17-10-2014 19:00 - Changements climatiques : Au cœur d’une conférence à Marrakech
RMI Biladi - Marrakech, la grande cité touristique du Sud marocain, nichée au milieu des collines, a abrité les assises de la quatrième Conférence sur le changement climatique et le développement en Afrique (CCDA-IV), du 08 au 10 octobre dernier.

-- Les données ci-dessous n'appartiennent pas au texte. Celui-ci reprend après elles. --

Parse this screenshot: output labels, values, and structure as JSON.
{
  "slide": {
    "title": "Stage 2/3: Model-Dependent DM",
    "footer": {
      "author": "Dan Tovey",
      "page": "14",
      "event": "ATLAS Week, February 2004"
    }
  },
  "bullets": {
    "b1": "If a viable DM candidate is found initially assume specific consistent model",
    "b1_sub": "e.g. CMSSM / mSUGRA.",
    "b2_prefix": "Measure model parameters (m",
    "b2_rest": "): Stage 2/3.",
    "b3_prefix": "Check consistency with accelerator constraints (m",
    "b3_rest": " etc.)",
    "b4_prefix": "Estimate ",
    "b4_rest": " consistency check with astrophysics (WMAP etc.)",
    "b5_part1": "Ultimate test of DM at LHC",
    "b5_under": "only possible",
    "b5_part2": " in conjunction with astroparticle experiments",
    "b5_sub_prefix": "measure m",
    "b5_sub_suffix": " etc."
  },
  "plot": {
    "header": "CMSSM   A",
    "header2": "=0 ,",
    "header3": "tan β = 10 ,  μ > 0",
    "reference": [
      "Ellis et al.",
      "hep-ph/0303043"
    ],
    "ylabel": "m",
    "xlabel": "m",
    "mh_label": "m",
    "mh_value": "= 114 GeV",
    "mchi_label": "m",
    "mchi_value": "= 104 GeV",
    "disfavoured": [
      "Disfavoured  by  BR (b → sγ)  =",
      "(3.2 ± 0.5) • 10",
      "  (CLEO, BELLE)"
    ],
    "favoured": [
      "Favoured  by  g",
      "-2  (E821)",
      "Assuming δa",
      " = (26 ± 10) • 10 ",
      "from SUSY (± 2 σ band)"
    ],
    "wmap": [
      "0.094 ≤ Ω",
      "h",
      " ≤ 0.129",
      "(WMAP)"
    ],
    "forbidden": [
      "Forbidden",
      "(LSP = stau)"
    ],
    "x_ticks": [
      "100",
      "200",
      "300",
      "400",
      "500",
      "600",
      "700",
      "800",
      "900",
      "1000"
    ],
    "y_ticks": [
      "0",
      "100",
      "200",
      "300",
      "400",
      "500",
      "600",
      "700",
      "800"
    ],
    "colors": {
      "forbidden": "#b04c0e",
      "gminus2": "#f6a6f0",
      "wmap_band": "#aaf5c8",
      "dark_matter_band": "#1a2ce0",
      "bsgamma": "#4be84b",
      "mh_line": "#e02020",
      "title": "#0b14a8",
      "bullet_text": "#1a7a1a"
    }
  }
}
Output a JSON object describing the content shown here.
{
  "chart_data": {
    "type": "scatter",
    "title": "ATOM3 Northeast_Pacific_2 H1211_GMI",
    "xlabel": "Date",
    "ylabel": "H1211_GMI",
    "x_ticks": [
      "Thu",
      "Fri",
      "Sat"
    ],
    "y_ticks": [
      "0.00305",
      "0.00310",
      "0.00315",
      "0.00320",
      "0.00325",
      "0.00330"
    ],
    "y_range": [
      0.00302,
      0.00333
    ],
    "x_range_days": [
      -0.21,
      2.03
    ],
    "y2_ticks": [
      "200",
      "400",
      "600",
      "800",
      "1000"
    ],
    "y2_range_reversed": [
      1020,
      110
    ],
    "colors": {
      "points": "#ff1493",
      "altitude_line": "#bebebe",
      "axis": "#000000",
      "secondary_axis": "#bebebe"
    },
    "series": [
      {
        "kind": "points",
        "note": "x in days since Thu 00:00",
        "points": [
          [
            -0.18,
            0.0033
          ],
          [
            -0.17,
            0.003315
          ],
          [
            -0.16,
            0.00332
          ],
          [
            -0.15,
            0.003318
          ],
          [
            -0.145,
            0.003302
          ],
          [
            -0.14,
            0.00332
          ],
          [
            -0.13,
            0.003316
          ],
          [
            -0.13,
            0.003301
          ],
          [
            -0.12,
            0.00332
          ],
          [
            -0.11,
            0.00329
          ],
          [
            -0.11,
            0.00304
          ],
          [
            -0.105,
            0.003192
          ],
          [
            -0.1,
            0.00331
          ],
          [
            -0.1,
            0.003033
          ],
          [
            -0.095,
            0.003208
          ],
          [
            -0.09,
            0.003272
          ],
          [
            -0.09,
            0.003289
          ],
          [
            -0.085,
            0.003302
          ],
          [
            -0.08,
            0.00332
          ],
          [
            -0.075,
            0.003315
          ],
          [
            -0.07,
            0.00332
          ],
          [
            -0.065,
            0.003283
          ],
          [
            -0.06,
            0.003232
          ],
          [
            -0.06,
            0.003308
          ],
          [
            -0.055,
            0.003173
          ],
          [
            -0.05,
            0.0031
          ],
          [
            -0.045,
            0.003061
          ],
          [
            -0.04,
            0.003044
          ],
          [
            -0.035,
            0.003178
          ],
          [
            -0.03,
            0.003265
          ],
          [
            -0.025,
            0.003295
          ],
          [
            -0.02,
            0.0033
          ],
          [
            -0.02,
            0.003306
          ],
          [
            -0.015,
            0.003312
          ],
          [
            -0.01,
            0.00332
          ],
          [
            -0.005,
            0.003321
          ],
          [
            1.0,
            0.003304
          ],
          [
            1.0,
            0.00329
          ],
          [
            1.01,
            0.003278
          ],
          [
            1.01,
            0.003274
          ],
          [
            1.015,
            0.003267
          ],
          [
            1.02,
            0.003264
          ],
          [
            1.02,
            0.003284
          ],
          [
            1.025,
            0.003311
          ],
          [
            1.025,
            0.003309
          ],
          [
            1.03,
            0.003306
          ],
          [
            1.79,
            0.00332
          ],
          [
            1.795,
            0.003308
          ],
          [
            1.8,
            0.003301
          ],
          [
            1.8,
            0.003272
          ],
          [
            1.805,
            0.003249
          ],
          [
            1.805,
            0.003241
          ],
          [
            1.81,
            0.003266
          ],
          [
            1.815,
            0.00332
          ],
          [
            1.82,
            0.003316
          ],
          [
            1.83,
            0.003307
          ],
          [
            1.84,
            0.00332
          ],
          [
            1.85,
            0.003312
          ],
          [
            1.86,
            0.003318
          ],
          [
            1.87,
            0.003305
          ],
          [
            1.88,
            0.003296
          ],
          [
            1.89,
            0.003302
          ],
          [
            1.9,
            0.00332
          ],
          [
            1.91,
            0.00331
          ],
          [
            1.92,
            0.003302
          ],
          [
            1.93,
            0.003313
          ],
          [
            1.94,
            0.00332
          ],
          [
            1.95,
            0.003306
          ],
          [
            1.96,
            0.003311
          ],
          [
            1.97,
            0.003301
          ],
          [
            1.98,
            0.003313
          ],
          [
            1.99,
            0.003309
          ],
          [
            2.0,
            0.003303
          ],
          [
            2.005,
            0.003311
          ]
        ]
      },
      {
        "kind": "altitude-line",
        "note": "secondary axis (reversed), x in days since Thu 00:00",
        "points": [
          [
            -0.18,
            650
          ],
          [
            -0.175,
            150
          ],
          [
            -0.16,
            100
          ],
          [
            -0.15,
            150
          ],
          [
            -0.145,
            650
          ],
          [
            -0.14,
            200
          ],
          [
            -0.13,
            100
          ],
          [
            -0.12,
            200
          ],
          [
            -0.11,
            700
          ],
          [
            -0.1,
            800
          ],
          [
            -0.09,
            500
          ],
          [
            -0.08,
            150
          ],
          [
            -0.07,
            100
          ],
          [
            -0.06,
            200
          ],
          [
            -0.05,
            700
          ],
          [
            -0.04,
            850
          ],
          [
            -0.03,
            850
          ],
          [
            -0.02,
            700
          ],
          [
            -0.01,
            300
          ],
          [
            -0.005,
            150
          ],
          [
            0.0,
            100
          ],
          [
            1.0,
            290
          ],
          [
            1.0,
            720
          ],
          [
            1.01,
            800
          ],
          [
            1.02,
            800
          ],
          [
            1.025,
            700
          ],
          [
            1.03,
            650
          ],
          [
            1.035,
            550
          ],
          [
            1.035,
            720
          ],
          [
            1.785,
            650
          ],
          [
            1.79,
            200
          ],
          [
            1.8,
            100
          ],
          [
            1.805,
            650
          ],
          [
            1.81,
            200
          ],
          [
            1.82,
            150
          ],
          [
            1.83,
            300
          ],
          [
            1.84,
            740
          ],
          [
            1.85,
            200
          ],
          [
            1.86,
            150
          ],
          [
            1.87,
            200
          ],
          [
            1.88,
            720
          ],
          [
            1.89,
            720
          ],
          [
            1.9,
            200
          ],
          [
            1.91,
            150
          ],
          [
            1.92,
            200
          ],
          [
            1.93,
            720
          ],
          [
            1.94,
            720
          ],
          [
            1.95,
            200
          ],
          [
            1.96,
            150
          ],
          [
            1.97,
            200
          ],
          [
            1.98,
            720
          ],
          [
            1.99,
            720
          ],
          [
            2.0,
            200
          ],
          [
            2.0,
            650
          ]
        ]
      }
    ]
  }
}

Organisée par la Commission Economique pour l’Afrique (CEA), la Banque Africaine de Développement (BAD) et la Commission de l’Union Africaine (CUA), Cette rencontre désormais traditionnelle, a eu pour thème l’adaptation de l’agriculture africaine au contexte mondial du changement climatique.
D’où le slogan « l’Afrique peut nourrir l’Afrique dès à présent mettons nos connaissances climatiques au service de l’action ».
La CCDA-IV a réuni décideurs politiques (membres des gouvernements), acteurs sur le terrain, experts, chercheurs, représentants des institutions financières, partenaires au développement, avec une implication des médias qui ont ainsi eu droit à un atelier préliminaire de sensibilisation sur les enjeux du changement climatique et son incidence sur le système de production agricole du continent.
En plénière, puis répartis en panels de haut niveau, les participants à la conférence ont eu pendant trois jours, des débats de fond sur les grands défis du système de production agricole africain face au contexte du changement climatique.
Les grandes questions abordées ont notamment porté sur « les données, informations et connaissances climatiques pour la production agricole, la gestion des ressources hydrauliques et la sécurité alimentaire, les opportunités agricoles pour le développement et l’utilisation des énergies renouvelables en Afrique, le renforcement des capacités de l’Afrique dans une perspective de la mobilisation et de l’accès au financement et à l’investissement climatique pour une transformation agricole résiliente au climat.
L’innovation, le transfert et le déploiement technologique pour le renforcement de la transformation agricole face au changement climatique.
Les systèmes alimentaires et ressources marines, les effets de la tendance climatique sur le système de production agricole…….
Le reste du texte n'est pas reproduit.